I just found this out the hard way; in my kernel I need a two level hash table, so the first thing I came up with was this
__constant__ short hash_g; __constant__ short hash_h; ... return hash_h[(hash_g[b] + a) & 0x1fff];
This works very well, but was quite slow.

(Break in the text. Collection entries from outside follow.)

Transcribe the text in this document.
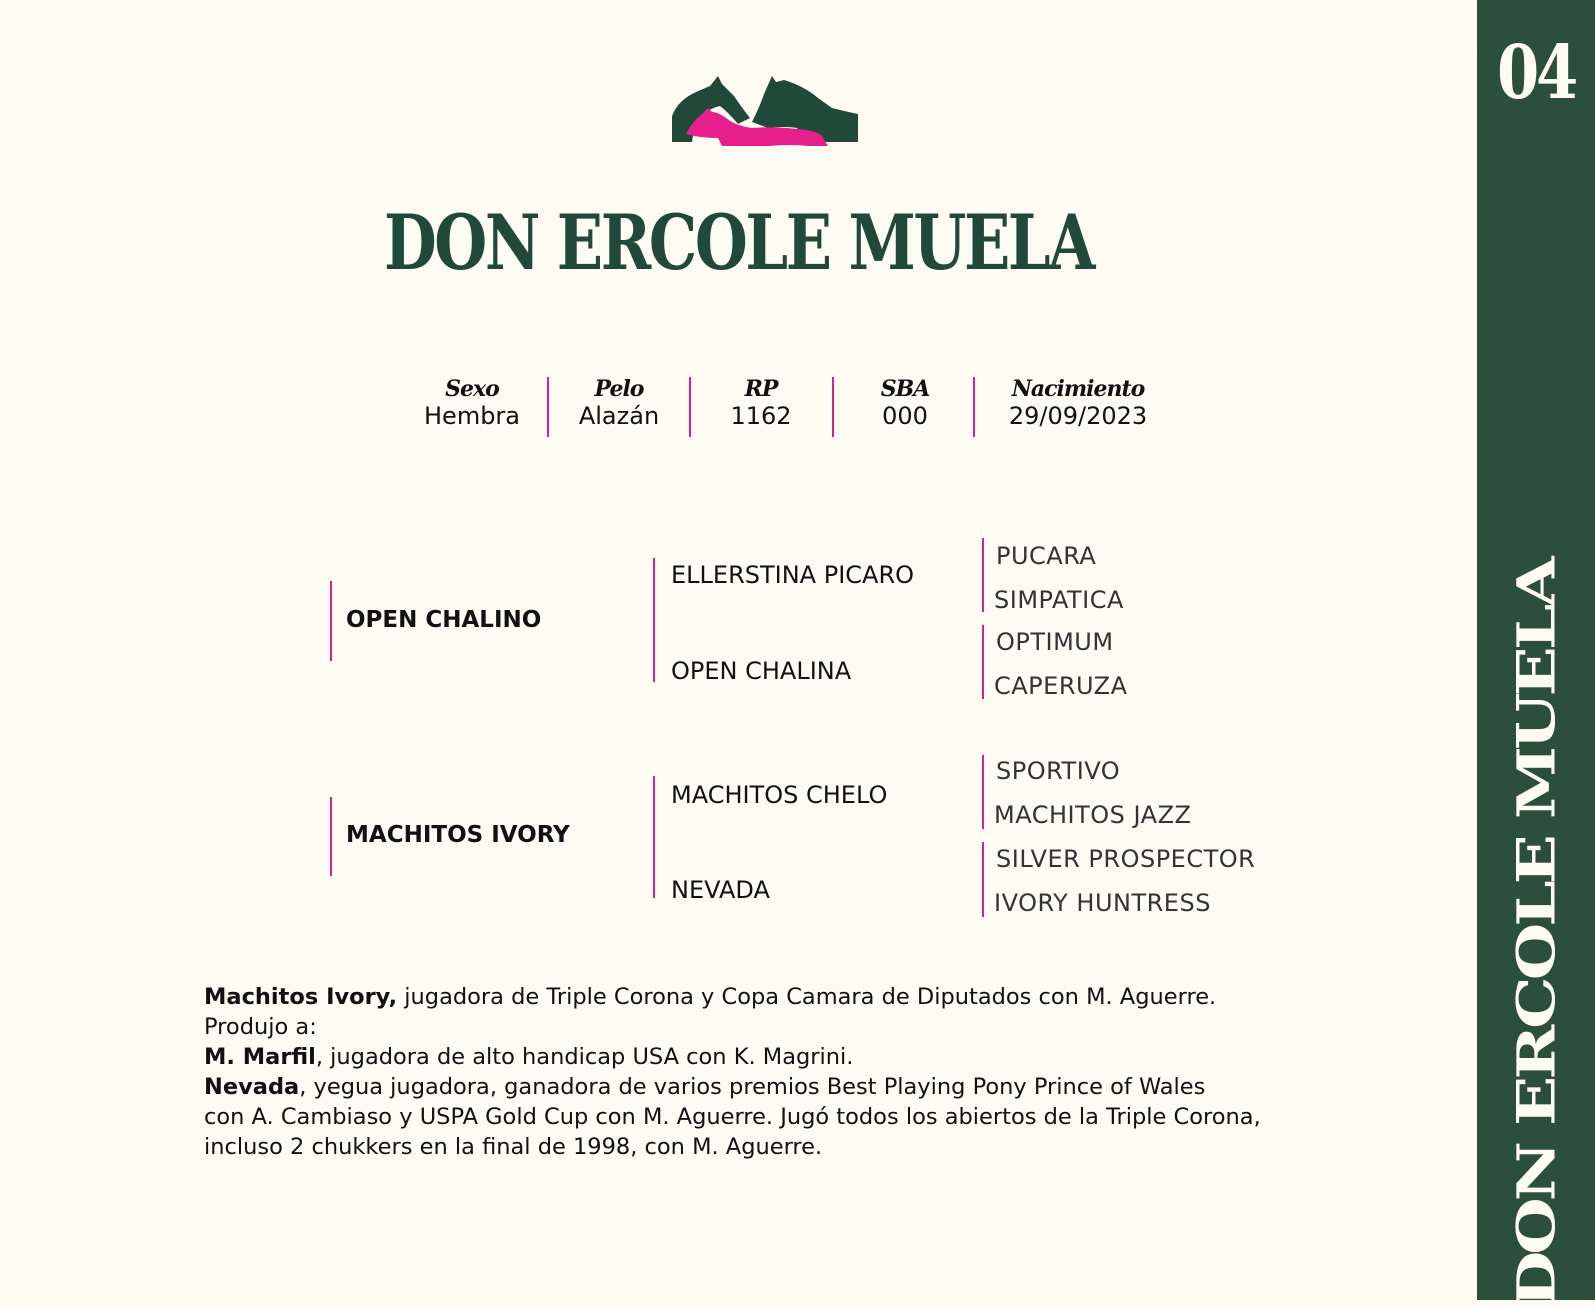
04
DON ERCOLE MUELA
DON ERCOLE MUELA
Sexo
Hembra
Pelo
Alazán
RP
1162
SBA
000
Nacimiento
29/09/2023
OPEN CHALINO
ELLERSTINA PICARO
OPEN CHALINA
PUCARA
SIMPATICA
OPTIMUM
CAPERUZA
MACHITOS IVORY
MACHITOS CHELO
NEVADA
SPORTIVO
MACHITOS JAZZ
SILVER PROSPECTOR
IVORY HUNTRESS

Machitos Ivory, jugadora de Triple Corona y Copa Camara de Diputados con M. Aguerre.

Produjo a:

M. Marfil, jugadora de alto handicap USA con K. Magrini.

Nevada, yegua jugadora, ganadora de varios premios Best Playing Pony Prince of Wales

con A. Cambiaso y USPA Gold Cup con M. Aguerre. Jugó todos los abiertos de la Triple Corona,

incluso 2 chukkers en la final de 1998, con M. Aguerre.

I wondered whether
texture<short, 1, cudaReadModeElementType> hash_g; texture<short, 1, cudaReadModeElementType> hash_h; ... cudaBindTexture(0, hash_g, hash_g_gpu, sizeof(hash_g_cpu)); cudaBindTexture(0, hash_h, hash_h_gpu, sizeof(hash_h_cpu)); ... return tex1Dfetch(hash_h, (tex1Dfetch(hash_g, b) + a) & 0x1fff);
would be faster, well I’ll let the timings speak for themselves:
Constants: method=[ _Z4testPiP11permutation ] gputime=[ 60942.465 ] cputime=[ 60972.000 ] occupancy=[ 1.000 ] Texture: method=[ _Z4testPiP11permutation ] gputime=[ 29661.119 ] cputime=[ 29920.000 ] occupancy=[ 1.000 ]
The method using a texture bound to global memory is almost exactly two times as fast, given the same occupancy! Morale of the story: only use constants if the whole block addresses the same address at the same time. Otherwise a texture is faster, even for random access patterns.